LEVI-STRAUSS (1907 – 2009) a souligné combien l'identification à

l'autre jouait, dans l'œuvre de Rousseau, et sous tous ses aspects, un

rôle d'opération constituante , subvertissant ainsi le modèle cartésien ,

dans lequel c'est une pensée impersonnelle qui assure au sujet pensant

son identité . Mais l'identification demeure une conception abstraite ,

à laquelle il convient de préférer la description précise des

conditions par lesquelles nous constituons cette identité à l'autre . Il

s'agit de la pitié, que ROUSSEAU décrit comme une compassion

radicale à la souffrance d'autrui (voir par exemple : Emile … édition

GF livre IV, page 289). Nous arrivons ainsi devant une difficulté si

radicale qu'il n'est pas sûr que tout ce volume suffise à en faire

prendre la mesure : si la pitié est bien une demande , n’est-elle pas


par là même une parole ? Car il semble bien qu'on demande la pitié ,

fût-ce même en implorant le « coup de grâce », à la façon dont on

demande également pardon . Or il est constant que Rousseau ne met

pas l'accent, dans l'analyse de la pitié , sur la parole qui la demande .
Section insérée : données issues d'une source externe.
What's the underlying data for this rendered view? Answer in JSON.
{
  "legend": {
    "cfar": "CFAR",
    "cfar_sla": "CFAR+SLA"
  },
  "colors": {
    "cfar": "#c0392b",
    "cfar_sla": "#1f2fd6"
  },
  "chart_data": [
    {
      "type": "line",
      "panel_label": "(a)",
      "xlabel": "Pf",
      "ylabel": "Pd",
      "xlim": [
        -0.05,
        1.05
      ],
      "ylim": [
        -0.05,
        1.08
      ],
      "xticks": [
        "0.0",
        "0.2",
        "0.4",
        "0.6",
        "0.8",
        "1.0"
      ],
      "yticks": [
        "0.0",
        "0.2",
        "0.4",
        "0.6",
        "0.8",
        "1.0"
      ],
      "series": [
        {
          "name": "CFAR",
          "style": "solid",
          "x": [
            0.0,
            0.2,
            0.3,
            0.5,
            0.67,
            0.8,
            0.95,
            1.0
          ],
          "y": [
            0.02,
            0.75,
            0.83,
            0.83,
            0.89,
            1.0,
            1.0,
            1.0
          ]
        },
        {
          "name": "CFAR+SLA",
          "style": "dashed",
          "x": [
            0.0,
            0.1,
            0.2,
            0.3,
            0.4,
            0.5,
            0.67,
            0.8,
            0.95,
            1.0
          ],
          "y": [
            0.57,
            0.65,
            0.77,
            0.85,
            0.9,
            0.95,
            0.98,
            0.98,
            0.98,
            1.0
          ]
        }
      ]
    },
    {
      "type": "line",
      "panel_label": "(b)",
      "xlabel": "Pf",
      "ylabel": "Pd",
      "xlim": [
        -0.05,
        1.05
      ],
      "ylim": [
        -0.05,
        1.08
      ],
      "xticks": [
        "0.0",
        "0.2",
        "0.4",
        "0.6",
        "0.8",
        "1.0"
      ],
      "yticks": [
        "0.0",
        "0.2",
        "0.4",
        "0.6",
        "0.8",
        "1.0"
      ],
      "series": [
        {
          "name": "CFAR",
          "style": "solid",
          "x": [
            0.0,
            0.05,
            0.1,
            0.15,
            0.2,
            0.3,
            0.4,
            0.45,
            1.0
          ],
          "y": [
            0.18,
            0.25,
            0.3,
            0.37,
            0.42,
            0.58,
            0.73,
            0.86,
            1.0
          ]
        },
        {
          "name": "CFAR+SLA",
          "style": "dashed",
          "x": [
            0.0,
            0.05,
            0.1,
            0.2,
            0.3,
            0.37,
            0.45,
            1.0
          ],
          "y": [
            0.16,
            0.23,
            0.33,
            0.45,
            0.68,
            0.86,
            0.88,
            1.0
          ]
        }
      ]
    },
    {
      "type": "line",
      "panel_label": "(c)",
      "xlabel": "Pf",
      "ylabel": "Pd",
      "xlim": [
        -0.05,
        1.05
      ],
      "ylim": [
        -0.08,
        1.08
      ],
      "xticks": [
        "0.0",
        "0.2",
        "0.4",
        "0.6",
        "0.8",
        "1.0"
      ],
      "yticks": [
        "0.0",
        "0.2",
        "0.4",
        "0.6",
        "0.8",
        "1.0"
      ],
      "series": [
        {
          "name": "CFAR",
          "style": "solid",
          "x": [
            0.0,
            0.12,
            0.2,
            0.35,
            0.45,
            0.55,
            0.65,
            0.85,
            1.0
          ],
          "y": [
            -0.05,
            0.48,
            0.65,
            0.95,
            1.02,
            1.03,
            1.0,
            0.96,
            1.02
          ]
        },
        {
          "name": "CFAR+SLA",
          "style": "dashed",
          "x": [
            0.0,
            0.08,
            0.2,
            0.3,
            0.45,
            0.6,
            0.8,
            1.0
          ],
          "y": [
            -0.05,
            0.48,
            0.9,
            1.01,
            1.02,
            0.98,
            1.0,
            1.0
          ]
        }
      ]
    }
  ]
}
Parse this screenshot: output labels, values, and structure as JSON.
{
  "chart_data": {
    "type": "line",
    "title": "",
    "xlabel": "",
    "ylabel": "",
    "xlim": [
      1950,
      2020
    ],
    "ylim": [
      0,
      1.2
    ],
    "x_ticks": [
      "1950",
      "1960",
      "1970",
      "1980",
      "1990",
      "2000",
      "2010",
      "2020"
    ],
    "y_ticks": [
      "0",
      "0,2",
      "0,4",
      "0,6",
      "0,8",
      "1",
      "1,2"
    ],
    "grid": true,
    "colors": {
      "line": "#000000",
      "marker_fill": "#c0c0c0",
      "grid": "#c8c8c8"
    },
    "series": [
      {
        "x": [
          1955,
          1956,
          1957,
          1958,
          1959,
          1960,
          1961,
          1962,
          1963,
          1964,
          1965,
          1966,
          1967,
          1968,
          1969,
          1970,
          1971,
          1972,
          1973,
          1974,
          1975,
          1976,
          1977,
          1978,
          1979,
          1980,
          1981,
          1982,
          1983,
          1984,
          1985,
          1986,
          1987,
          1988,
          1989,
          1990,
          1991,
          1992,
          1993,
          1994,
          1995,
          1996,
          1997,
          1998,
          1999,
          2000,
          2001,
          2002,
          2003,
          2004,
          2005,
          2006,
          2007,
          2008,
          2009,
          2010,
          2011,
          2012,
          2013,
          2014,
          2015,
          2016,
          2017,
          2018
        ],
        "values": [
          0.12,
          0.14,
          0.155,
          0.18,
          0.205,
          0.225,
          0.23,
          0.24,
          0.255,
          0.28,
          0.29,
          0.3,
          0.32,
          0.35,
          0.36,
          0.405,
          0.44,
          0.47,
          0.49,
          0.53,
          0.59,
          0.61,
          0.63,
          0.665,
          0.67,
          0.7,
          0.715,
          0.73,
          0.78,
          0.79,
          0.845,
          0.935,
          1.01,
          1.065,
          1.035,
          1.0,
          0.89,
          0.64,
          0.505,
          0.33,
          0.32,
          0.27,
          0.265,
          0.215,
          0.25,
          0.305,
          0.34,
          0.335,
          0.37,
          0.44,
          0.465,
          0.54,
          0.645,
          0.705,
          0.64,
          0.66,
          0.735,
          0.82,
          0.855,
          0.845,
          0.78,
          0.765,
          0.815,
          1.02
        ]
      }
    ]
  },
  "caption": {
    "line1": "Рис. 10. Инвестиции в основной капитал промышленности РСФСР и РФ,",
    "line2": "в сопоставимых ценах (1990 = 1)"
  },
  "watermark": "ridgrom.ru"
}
C'est qu'il la décrit du point de vue de l'être qui est conduit à

l'éprouver par sa « sensibilité naturelle ». Celle-ci dispense de tout

recours à la parole , surtout quand elle doit prendre la forme d'une

demande . L'écart qui nous sépare alors ainsi de ROUSSEAU peut-il

être comblé par l'hypothèse suivante : on passe à la parole quand on a

perdu la sensibilité native à la douleur de l'autre ? De cette manière

nous devons alors dire que la fin de ce qu’il nomme la «

commisération » spontanée (selon le vocable retenu dans la préface du

second Discours… : Édition Pléiade tome second page 126) est aussi le

moment où commence la conviction qu'on ne peut recevoir que ce

qu'on a demandé . Ainsi , si l'expérience de la parole me maintient

proche de moi-même , cette proximité est toujours moins intime que

celle que m'assurait jadis, à savoir avant d'être « dénaturé », le

simple exercice naturel de ma sensibilité . Telle s'annonce alors ainsi

une des leçons de l'œuvre de ROUSSEAU : la parole ne peut être

qu'une norme de second rang, un artifice qui ne peut jamais nous

procurer un contact avéré avec ce qu’il signifie . Certes ladite parole

fournit une appropriation plus entière que l'écriture , mais elle reste

encore très éloignée de ce dont elle parle . Du moins permet-elle un

accès à ce qui devient un « monde » grâce à ses emplois.